Long-term stability of extemporaneously prepared captopril oral liquids in glass bottles.

Am J Health Syst Pharm 2009 Oct;66(19):1722-5

Rikshospitalet University Hospital, Oslo, Norway.

Purpose: The long-term stability of captopril in extemporaneously prepared oral liquids was studied.

Methods: Captopril solutions of 1 and 5 mg/mL were prepared in sterile water for irrigation with sorbitol, disodium edetate, and sodium benzoate. The samples were stored in 100-mL amber glass bottles with a headspace of air at 22 degrees C for 12 months. The captopril concentration was determined by high-performance liquid chromatography at 0, 3, 6, 9, and 12 months. The pH of the solutions was also measured, and the physical appearance was recorded. The stability of the 1-mg/mL captopril preparation during 1 month of simulated use when stored at 2-8 degrees C was tested at the start and the end of the 12-month study period. Chemical stability was defined as retention of at least 90% of the initial captopril concentration. The microbiological quality of the preparations was tested at 0, 6, and 12 months (1 mg/mL) and 0 and 12 months (5 mg/mL).
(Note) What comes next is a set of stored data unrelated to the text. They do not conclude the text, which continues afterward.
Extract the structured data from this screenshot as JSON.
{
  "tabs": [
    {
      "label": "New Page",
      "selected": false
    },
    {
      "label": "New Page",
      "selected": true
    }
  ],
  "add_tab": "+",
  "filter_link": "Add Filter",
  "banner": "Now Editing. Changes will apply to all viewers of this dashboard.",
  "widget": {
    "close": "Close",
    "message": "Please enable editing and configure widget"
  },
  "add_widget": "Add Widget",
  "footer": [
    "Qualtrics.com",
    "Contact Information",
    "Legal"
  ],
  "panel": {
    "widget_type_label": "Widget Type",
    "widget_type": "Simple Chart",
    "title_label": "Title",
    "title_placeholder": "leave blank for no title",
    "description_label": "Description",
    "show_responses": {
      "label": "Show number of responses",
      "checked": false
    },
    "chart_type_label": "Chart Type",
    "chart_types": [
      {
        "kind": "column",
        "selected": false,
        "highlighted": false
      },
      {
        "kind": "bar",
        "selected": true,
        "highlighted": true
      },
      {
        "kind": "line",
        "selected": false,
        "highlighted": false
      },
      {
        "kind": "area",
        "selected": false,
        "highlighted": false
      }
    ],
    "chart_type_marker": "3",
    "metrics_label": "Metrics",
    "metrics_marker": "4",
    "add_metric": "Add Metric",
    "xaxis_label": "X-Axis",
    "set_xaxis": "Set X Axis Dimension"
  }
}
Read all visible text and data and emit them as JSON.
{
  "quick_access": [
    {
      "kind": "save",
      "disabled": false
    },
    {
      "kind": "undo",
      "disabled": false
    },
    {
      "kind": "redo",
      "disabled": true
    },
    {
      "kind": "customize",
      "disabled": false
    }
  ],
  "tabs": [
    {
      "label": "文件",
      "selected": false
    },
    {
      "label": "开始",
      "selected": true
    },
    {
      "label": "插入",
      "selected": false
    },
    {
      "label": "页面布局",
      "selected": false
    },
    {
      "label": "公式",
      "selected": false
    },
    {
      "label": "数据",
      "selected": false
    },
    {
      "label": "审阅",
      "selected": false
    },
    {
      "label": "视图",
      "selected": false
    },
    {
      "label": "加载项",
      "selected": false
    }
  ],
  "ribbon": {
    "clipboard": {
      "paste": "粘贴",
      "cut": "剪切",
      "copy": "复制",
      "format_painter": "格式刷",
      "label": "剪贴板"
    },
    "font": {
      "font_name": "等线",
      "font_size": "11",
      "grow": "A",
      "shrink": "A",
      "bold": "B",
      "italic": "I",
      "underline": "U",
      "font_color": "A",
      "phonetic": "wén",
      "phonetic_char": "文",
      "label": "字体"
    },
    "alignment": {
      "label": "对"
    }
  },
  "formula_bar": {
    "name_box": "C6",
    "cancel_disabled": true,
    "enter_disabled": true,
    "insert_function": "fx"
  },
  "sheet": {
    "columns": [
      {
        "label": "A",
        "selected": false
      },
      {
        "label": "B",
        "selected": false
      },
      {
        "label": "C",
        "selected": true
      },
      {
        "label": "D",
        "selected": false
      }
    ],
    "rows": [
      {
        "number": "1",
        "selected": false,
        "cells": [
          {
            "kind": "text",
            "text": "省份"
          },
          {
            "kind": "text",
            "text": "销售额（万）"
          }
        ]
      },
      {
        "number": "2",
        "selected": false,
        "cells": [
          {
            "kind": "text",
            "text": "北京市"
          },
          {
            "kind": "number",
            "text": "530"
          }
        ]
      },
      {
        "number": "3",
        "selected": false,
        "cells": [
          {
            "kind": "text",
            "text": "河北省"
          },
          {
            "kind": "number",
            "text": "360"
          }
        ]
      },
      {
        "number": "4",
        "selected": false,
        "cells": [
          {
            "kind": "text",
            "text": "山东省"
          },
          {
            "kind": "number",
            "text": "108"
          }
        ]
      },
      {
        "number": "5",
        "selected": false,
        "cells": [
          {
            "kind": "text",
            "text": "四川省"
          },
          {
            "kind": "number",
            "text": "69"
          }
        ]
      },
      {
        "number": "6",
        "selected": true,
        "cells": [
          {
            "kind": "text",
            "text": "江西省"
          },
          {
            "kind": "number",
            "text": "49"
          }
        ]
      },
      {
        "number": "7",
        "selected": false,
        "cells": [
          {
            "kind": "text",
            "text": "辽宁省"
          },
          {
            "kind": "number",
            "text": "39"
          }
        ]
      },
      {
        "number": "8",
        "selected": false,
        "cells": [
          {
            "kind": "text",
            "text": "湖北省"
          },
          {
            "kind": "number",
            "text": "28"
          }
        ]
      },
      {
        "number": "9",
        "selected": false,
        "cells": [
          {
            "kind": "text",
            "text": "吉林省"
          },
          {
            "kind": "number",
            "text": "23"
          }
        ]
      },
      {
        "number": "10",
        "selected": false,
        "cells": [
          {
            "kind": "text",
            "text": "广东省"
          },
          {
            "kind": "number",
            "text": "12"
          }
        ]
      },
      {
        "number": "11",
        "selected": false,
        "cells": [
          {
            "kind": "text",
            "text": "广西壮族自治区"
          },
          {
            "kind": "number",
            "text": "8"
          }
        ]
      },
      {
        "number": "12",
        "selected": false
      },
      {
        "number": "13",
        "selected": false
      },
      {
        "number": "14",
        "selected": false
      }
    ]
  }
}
Results: Throughout the 12-month study period, the captopril concentration in the oral liquids exceeded 90% of the initial concentration. The lowest concentration (98.5%) was detected in the 5-mg/mL preparation after 3 months of storage. The 1-mg/mL preparation was stable during 1 month of simulated use, both at the start and the end of the 12-month study period. No microbiological growth was observed in any of the samples tested.

Conclusion: Extemporaneously prepared oral liquid formulations of captopril 1 and 5 mg/mL were chemically stable when stored in glass bottles at room temperature for 12 months when stabilized with 0.1 mg/ mL disodium edetate at a low pH.